Fijian beekeepers here to learn about varroa

Fijian beekeepers, from left,  Tai Kadavaki (25), Tom Matai (25) and Jeremaia Salu (17) are...
Fijian beekeepers, from left, Tai Kadavaki (25), Tom Matai (25) and Jeremaia Salu (17) are learning from Central Otago beekeepers over the summer. Photo by Mark Price.
New Zealand bees are a whole lot more friendly than their Fijian cousins.

And their stings are a lot less painful.

Those are the first points made by a group of Fijian beekeepers working in Central Otago this summer when asked about beekeeping differences between the two countries.

But there are many more differences members of the group are finding as they gain work experience with Cromwell-based Lindis Honey.

Tom Matai, of Suva, points out Fiji is one of the few countries that does not have the bee-killing varroa mite.

A major reason for his six-month visit to New Zealand is to learn how to deal with it when it arrives on his home island of Viti Levu.

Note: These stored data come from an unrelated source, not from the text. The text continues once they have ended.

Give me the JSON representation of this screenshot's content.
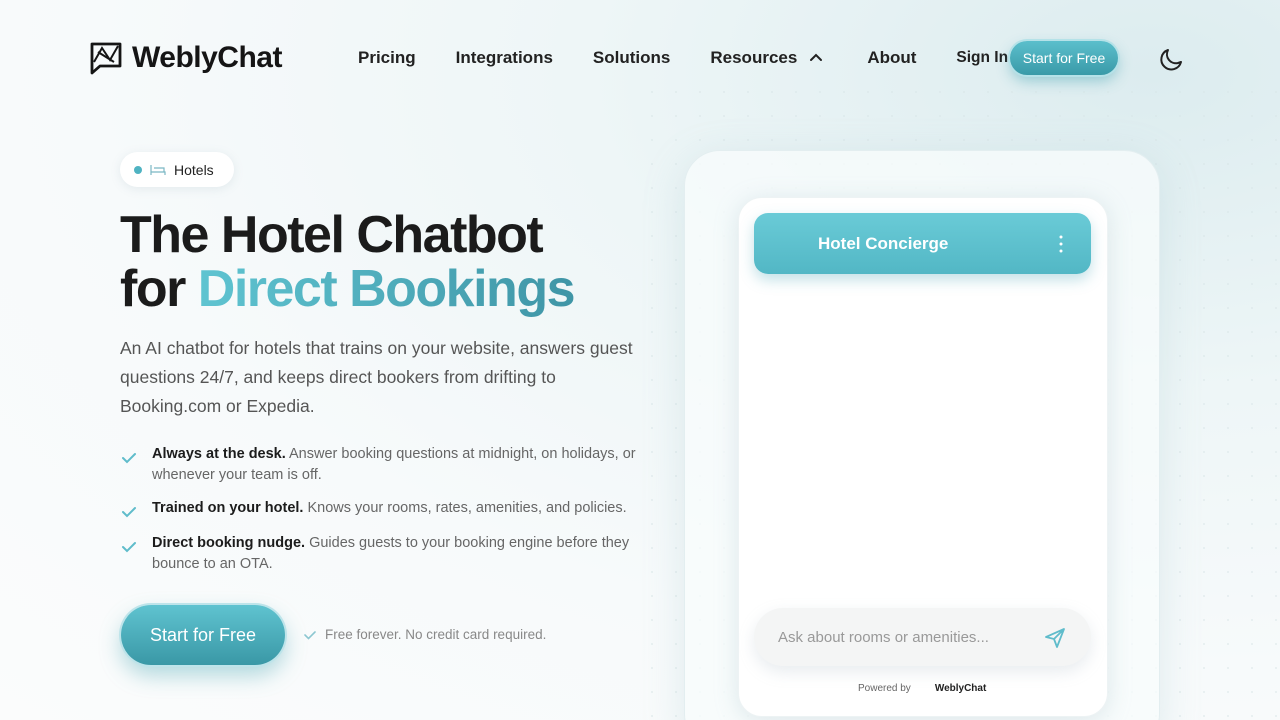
{
  "brand": {
    "name": "WeblyChat"
  },
  "nav": {
    "links": [
      "Pricing",
      "Integrations",
      "Solutions",
      "Resources",
      "About"
    ],
    "sign_in": "Sign In",
    "cta": "Start for Free"
  },
  "hero": {
    "pill": "Hotels",
    "title_line1": "The Hotel Chatbot",
    "title_line2_prefix": "for ",
    "title_line2_accent": "Direct Bookings",
    "lead": "An AI chatbot for hotels that trains on your website, answers guest questions 24/7, and keeps direct bookers from drifting to Booking.com or Expedia.",
    "features": [
      {
        "bold": "Always at the desk.",
        "text": " Answer booking questions at midnight, on holidays, or whenever your team is off."
      },
      {
        "bold": "Trained on your hotel.",
        "text": " Knows your rooms, rates, amenities, and policies."
      },
      {
        "bold": "Direct booking nudge.",
        "text": " Guides guests to your booking engine before they bounce to an OTA."
      }
    ],
    "cta": "Start for Free",
    "cta_note": "Free forever. No credit card required."
  },
  "chat": {
    "title": "Hotel Concierge",
    "input_placeholder": "Ask about rooms or amenities...",
    "powered_by_label": "Powered by",
    "powered_by_brand": "WeblyChat"
  },
  "colors": {
    "accent": "#52b7c5",
    "accent_dark": "#3a98a6"
  }
}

He and Tai Kadavaki, from the Cromwell-sized town of Savusavu, on Vanua Levu, work for beekeepers in Fiji but hope to set up in business for themselves one day.

They have been encouraged in their beekeeping enterprises by the Australian Northern Christian Training Centre, which is aiming to help fund a primary school for 100 Savusavu children through the sale of honey.

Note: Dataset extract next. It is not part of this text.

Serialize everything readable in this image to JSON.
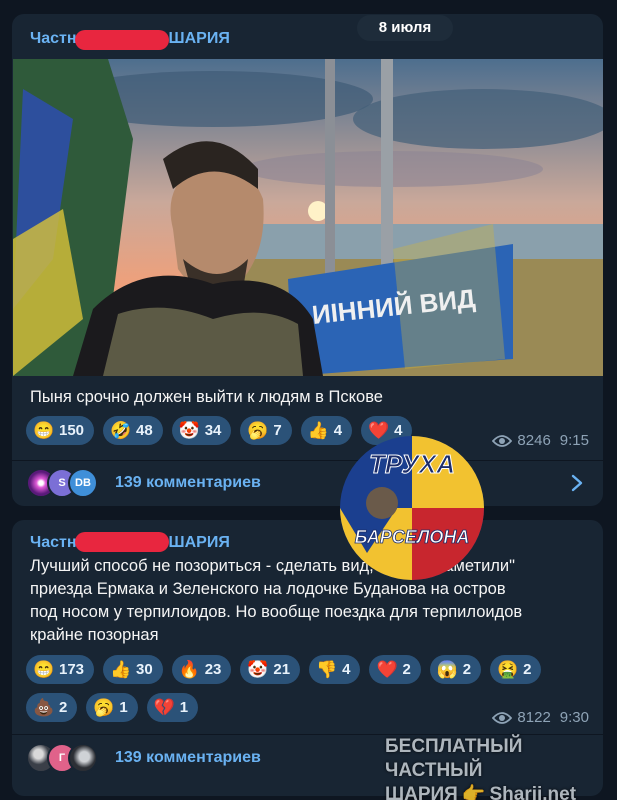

Tim Wood, of the family-owned Lindis Honey business, has spent time helping the beekeeping industry in Fiji and considers it a more difficult environment in which to work.

Not only are the bees more aggressive but it takes much longer to collect the honey.

''Here our honey flow is quite intense but there it's quite long and drawn out.''

There are also land ownership, bureaucracy and corruption issues to deal with.

Fiji honey came from a mixture of flowers, he said, with the coconut palm product being ''a really nice, light honey''.

Mr Wood said there were a few commercial beekeepers in Fiji with a few hundred hives but it was a relatively undeveloped industry.